Re: Keras implementation closely following deep_q_rl implementation doesn't learn

96 views
Skip to first unread message
Message has been deleted

Tambet Matiisen

unread,
Mar 9, 2018, 8:08:38 AM3/9/18
to deep-q-...@googlegroups.com

There are several working Keras DQN implementations on the internet, search for "keras dqn". For example this one seems pretty straightforward: https://keon.io/deep-q-learning/. Although it supports only simple CartPole environment, it should be easy to modify it for Atari.

  Tambet


On 08.03.2018 19:57, Dibya Chakravorty wrote:
I have been trying to replicate the NIPS (2013) results using a Keras implementation. I use the same hyperparameters as in the deep_q_rl NIPS implementation. But so far, the agent doesn't seem to learn at all. The Q values and rewards do not increase in Pong and Breakout, which are the two games I have tried so far.

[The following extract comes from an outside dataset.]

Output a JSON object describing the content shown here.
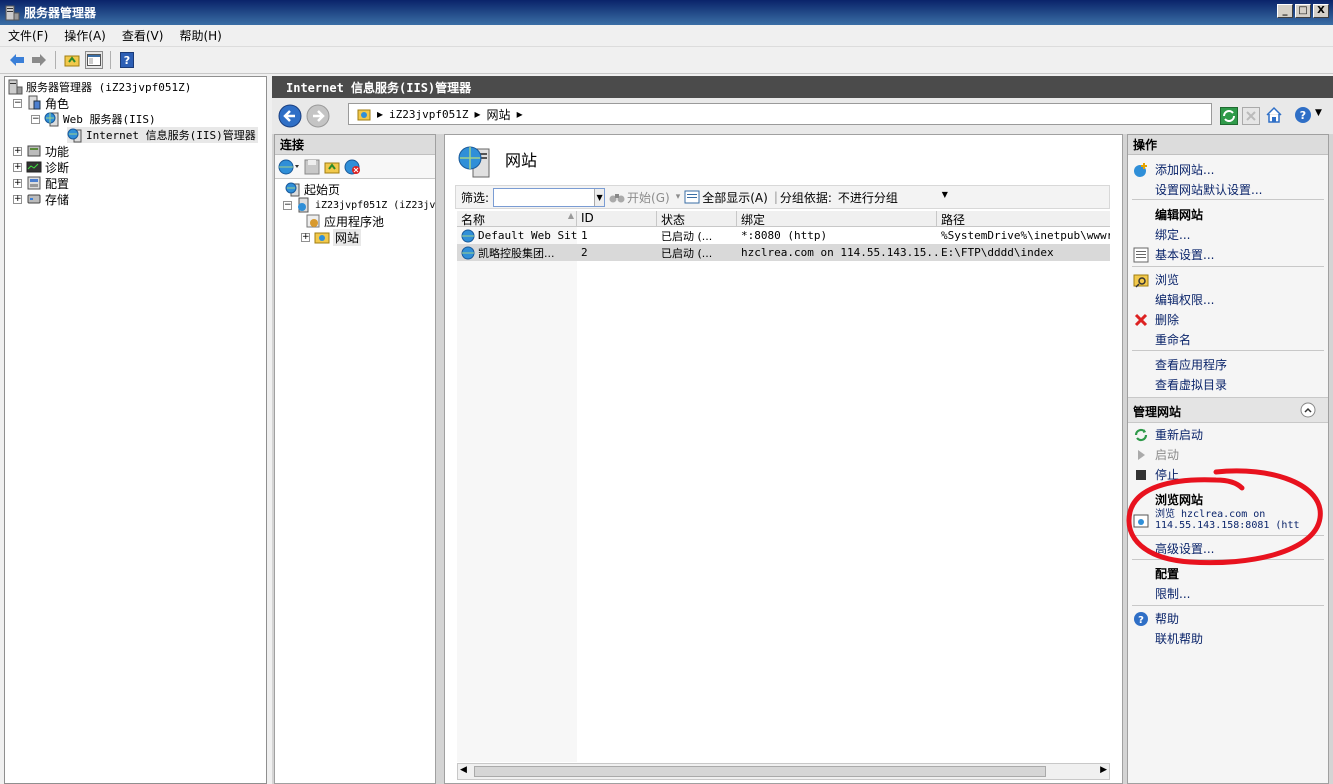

After extensive attempts at debugging for over a month, I am now starting to question whether Keras is at the root of the problem, as other parts of the code seems to be in line with deep_q_rl and the NIPS paper. In particular, I suspect that the problem might be with the way Keras implements RMSProp. But I am not sure if this is the actual reason.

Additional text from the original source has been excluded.